L’émission sera dirigée par Patrick Poivre d’Arvor, qui a une grande pratique des interviews présidentielles. Mais l’autre nouveauté de l’émission intitulée : « Référendum : en direct avec le président », c’est la présence, aux côtés du journaliste vedette de la chaîne privée, de trois producteurs-animateurs de télévision, plus habitués aux talk-shows qu’aux entretiens politiques. Les sociétés de journalistes de France 2, France 3 et M 6 ont dénoncé ce recours à des intervieweurs dont le profil correspond plus à la télévision spectacle qu’au traitement de l’information. Dans un communiqué, ces trois sociétés soulignent notamment que «dans la convention qui lie TF1 au CSA, il est précisé que la société veille à éviter toute confusion entre information et divertissement, et que pour ses programmes d’information, cette société fait appel à des journalistes professionnels ».
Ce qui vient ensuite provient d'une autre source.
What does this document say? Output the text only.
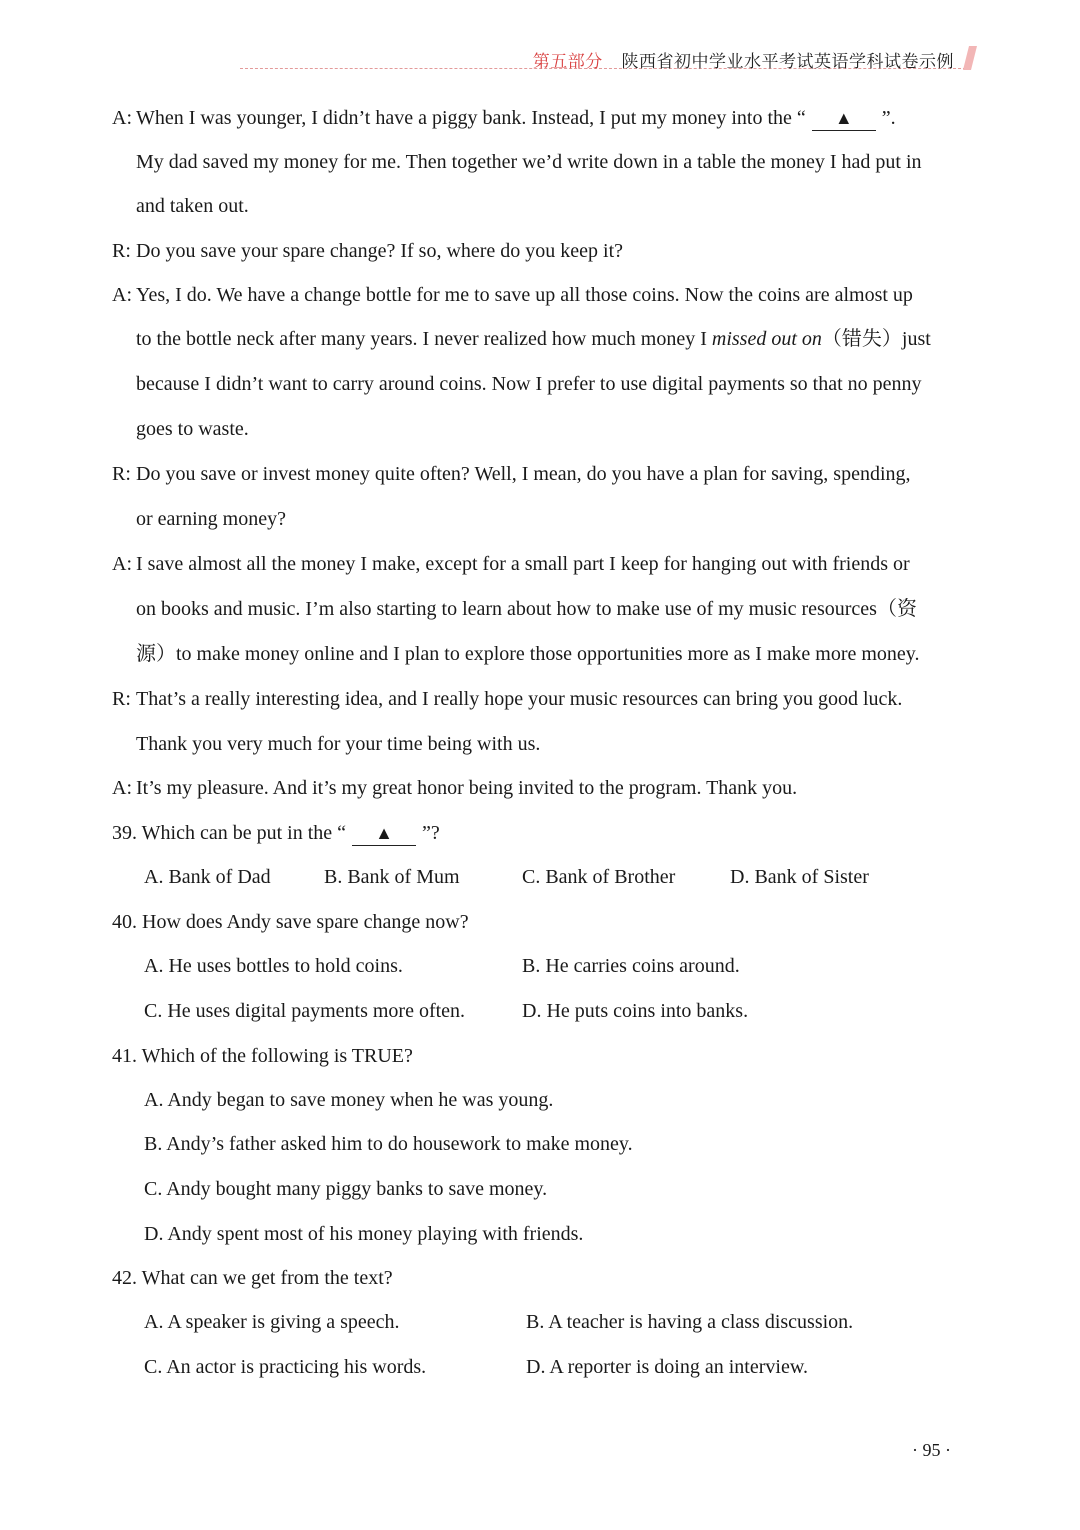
第五部分 陕西省初中学业水平考试英语学科试卷示例
A: When I was younger, I didn’t have a piggy bank. Instead, I put my money into the “ ▲ ”.
My dad saved my money for me. Then together we’d write down in a table the money I had put in
and taken out.
R: Do you save your spare change? If so, where do you keep it?
A: Yes, I do. We have a change bottle for me to save up all those coins. Now the coins are almost up
to the bottle neck after many years. I never realized how much money I missed out on（错失）just
because I didn’t want to carry around coins. Now I prefer to use digital payments so that no penny
goes to waste.
R: Do you save or invest money quite often? Well, I mean, do you have a plan for saving, spending,
or earning money?
A: I save almost all the money I make, except for a small part I keep for hanging out with friends or
on books and music. I’m also starting to learn about how to make use of my music resources（资
源）to make money online and I plan to explore those opportunities more as I make more money.
R: That’s a really interesting idea, and I really hope your music resources can bring you good luck.
Thank you very much for your time being with us.
A: It’s my pleasure. And it’s my great honor being invited to the program. Thank you.
39. Which can be put in the “ ▲ ”?
A. Bank of Dad	B. Bank of Mum	C. Bank of Brother	D. Bank of Sister
40. How does Andy save spare change now?
A. He uses bottles to hold coins.	B. He carries coins around.
C. He uses digital payments more often.	D. He puts coins into banks.
41. Which of the following is TRUE?
A. Andy began to save money when he was young.
B. Andy’s father asked him to do housework to make money.
C. Andy bought many piggy banks to save money.
D. Andy spent most of his money playing with friends.
42. What can we get from the text?
A. A speaker is giving a speech.	B. A teacher is having a class discussion.
C. An actor is practicing his words.	D. A reporter is doing an interview.
· 95 ·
«Le triomphe du marketing politique»
Ce débat intervient alors que les hommes politiques français choisissent de participer de plus en plus souvent à des émissions ludiques plutôt qu’à des débats politiques. En tout cas, les sociétés de journalistes voient, dans ce type de nouvelle émission, « le triomphe du marketing politique et de l’information spectacle au mépris du journalisme ».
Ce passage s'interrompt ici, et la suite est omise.